At this point, it turns into a hunt. Our Skinning Steve is a sociopath—the true monster—who fuses with the beast by bathing in blood.

Victims reveal a pattern—when he kills—and his type—raven haired women who smoke heavily. It is a cancer eater that eventually kills the soul unchecked. Each person he eats causes the demon to spawn a foul handful of tumorous younglings that hunger to feast as well. The younglings cannot kill a host yet, but can eliminate cancer. How do the heroes handle this dilemma?

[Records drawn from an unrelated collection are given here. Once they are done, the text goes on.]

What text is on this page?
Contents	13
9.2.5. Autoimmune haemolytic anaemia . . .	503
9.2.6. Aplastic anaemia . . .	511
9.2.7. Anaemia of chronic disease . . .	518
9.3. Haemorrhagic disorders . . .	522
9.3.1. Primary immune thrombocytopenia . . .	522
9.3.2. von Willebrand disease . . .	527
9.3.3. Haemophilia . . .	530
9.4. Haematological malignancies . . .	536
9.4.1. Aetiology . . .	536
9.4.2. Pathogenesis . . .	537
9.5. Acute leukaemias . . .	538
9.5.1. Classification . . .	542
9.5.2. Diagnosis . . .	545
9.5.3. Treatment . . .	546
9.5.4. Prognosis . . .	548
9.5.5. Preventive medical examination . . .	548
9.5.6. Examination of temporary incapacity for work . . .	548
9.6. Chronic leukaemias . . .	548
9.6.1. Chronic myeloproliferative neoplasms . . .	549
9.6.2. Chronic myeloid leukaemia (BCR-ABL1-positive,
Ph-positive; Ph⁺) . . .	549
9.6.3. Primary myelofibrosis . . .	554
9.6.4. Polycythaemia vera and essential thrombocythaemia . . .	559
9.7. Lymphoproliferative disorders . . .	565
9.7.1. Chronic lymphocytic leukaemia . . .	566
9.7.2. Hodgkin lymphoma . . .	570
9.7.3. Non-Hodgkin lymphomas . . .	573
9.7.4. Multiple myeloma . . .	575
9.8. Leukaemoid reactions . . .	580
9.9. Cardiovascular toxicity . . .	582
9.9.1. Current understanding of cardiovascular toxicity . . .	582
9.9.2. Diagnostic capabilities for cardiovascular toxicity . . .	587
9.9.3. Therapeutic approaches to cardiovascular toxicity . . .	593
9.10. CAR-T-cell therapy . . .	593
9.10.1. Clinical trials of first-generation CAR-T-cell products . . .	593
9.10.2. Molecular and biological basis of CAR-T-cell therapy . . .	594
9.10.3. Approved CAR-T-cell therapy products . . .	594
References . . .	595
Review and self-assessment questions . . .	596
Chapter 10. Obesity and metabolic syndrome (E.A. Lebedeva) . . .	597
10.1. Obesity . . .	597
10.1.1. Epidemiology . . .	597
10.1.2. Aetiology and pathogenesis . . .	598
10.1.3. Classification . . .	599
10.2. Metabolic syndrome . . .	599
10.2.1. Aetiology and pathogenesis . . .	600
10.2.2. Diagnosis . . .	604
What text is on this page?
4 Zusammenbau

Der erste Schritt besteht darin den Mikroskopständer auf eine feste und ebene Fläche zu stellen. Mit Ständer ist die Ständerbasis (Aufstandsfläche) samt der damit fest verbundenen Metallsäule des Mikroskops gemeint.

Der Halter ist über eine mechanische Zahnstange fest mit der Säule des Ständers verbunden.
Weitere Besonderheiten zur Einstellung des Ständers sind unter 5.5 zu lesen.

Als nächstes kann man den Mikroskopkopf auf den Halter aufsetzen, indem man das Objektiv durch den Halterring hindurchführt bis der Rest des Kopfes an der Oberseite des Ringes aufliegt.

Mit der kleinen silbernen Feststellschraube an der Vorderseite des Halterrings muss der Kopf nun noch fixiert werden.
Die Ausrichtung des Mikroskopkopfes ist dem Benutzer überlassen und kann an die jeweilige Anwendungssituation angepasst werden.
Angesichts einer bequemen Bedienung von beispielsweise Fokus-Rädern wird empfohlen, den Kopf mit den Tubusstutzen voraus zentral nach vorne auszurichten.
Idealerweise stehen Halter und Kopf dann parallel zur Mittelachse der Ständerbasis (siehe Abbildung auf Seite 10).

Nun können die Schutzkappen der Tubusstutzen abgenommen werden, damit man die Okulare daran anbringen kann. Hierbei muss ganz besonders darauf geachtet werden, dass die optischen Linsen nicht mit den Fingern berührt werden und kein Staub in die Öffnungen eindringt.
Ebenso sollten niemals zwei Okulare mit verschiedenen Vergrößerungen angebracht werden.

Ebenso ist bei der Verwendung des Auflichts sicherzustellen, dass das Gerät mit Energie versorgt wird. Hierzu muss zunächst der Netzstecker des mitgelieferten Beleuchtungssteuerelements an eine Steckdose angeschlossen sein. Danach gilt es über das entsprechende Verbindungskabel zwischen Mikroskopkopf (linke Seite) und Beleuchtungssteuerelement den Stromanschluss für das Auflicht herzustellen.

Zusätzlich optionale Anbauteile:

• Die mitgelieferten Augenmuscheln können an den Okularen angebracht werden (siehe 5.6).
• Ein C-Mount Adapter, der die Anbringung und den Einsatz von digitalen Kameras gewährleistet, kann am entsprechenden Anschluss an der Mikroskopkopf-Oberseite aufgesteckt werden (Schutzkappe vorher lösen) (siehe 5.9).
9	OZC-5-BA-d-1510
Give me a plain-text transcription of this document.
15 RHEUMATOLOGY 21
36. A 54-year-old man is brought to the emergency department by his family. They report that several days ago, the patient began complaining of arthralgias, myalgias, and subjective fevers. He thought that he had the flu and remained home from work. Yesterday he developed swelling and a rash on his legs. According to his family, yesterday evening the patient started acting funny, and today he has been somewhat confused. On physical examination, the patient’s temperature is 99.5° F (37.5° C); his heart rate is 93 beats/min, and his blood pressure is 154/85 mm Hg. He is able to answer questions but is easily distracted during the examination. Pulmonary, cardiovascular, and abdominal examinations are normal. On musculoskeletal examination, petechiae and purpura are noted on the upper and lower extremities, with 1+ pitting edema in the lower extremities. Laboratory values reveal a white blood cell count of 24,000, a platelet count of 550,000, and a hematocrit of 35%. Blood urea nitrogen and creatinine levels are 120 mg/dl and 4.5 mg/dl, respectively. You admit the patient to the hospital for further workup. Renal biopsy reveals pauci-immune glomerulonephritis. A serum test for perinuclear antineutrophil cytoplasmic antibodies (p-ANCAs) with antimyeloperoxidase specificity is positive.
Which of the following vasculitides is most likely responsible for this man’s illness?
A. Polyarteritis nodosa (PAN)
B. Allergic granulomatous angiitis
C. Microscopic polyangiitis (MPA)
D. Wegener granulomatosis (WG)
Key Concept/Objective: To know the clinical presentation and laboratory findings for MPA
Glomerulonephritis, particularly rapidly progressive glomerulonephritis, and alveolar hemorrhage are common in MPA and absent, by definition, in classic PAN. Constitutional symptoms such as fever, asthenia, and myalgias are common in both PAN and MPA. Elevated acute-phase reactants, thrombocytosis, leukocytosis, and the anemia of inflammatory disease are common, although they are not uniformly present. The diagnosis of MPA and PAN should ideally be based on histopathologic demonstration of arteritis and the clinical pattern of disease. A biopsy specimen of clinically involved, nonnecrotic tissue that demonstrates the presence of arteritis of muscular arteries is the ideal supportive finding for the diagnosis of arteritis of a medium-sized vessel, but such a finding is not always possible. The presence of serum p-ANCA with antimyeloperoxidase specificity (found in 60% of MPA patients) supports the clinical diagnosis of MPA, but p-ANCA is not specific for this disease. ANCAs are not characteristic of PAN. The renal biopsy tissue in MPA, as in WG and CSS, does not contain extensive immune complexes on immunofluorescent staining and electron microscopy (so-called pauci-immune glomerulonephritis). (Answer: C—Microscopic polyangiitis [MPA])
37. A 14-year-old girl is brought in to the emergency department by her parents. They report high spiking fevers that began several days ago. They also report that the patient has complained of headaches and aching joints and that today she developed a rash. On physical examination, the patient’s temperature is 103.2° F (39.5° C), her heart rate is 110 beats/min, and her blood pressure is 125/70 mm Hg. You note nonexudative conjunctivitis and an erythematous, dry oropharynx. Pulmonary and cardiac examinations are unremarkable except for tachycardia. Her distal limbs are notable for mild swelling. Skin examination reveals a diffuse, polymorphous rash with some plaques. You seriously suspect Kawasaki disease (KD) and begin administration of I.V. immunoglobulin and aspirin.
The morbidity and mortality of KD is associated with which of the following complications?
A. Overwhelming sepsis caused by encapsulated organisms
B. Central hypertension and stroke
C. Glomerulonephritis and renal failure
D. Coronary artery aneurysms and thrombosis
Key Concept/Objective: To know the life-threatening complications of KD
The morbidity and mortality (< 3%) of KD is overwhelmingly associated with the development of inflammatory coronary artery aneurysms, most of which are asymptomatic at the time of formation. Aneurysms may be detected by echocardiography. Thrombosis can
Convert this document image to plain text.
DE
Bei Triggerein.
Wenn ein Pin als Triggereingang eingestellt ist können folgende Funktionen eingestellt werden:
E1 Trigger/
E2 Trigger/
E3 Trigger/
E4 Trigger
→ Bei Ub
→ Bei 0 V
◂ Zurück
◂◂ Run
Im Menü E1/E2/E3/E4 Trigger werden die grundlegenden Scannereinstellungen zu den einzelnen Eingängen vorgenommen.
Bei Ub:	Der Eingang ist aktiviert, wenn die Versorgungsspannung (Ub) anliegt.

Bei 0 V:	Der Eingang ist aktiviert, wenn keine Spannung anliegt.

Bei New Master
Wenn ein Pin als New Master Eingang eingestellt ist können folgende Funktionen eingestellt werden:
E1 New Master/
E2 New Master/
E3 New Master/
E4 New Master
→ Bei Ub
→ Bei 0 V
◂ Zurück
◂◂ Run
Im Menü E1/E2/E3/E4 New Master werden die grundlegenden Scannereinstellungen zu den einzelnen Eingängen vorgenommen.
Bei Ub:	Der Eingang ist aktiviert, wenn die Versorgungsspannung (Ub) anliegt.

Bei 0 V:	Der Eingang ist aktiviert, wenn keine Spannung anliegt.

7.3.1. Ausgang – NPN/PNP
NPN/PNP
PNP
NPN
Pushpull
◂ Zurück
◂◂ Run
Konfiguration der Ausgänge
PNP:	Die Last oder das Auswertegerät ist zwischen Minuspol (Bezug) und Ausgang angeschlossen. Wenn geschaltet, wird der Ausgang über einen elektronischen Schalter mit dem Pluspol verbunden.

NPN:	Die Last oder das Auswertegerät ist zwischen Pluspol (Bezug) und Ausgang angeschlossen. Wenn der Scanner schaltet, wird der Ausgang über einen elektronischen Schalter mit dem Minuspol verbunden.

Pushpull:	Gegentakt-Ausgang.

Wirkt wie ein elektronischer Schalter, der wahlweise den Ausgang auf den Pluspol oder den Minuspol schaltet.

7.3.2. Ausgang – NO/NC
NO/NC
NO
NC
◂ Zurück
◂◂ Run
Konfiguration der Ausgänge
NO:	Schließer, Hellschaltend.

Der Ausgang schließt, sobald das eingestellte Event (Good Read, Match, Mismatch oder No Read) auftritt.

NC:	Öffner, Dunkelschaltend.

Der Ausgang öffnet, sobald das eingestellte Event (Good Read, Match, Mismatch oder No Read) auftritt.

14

Our heroes must drive the demon out and back into the Dark Mentor before his past catches up with him and he dies of lung cancer (which gets progressively worse over the course of the storyline). The ticking clock is they need the Dark Mentor’s insights over the course of the storyline. Maybe he was once even a former agent?

You should see some familiar elements contained within this and how many bits and pieces of the original were embraced, replaced, and turned into a completely new beast (even with an homage to Hellblazer, re: lung cancer).

You sketch out the framework, the beasts. You refine. You iterate. You leave possibility spaces—unknown areas—for organic gameplay. You are now ready for game night.

These details require a certain degree of obsession, attention to detail, and research whether done immediately or gleaned over the years. Give it a whirl.

Until next time, I bid you, dear reader, adieu!









2 Notes on, Obsession, Fascination, and the Subtle Art of Iteration

  1. You’re back at this blog with a vengeance! Glad to see it, as I’ve said. My recent campaign uith AoO at its core has been the work of 4 years of daydreaming. Funny that you should mention anthropology- I have a degree in that. Our mental exercises are a lot like archaeology I think. Slow, methodical, poorly-appreciated and under-paid. But rewarding.

  2. I’ve a deep appreciation for most all the -ologies. Anthropology is especially fascinating. No doubt, you find your studies a great resource when constructing campaigns. The example anthropologist arose from where I wanted things to go and I worked both forward and back from that point.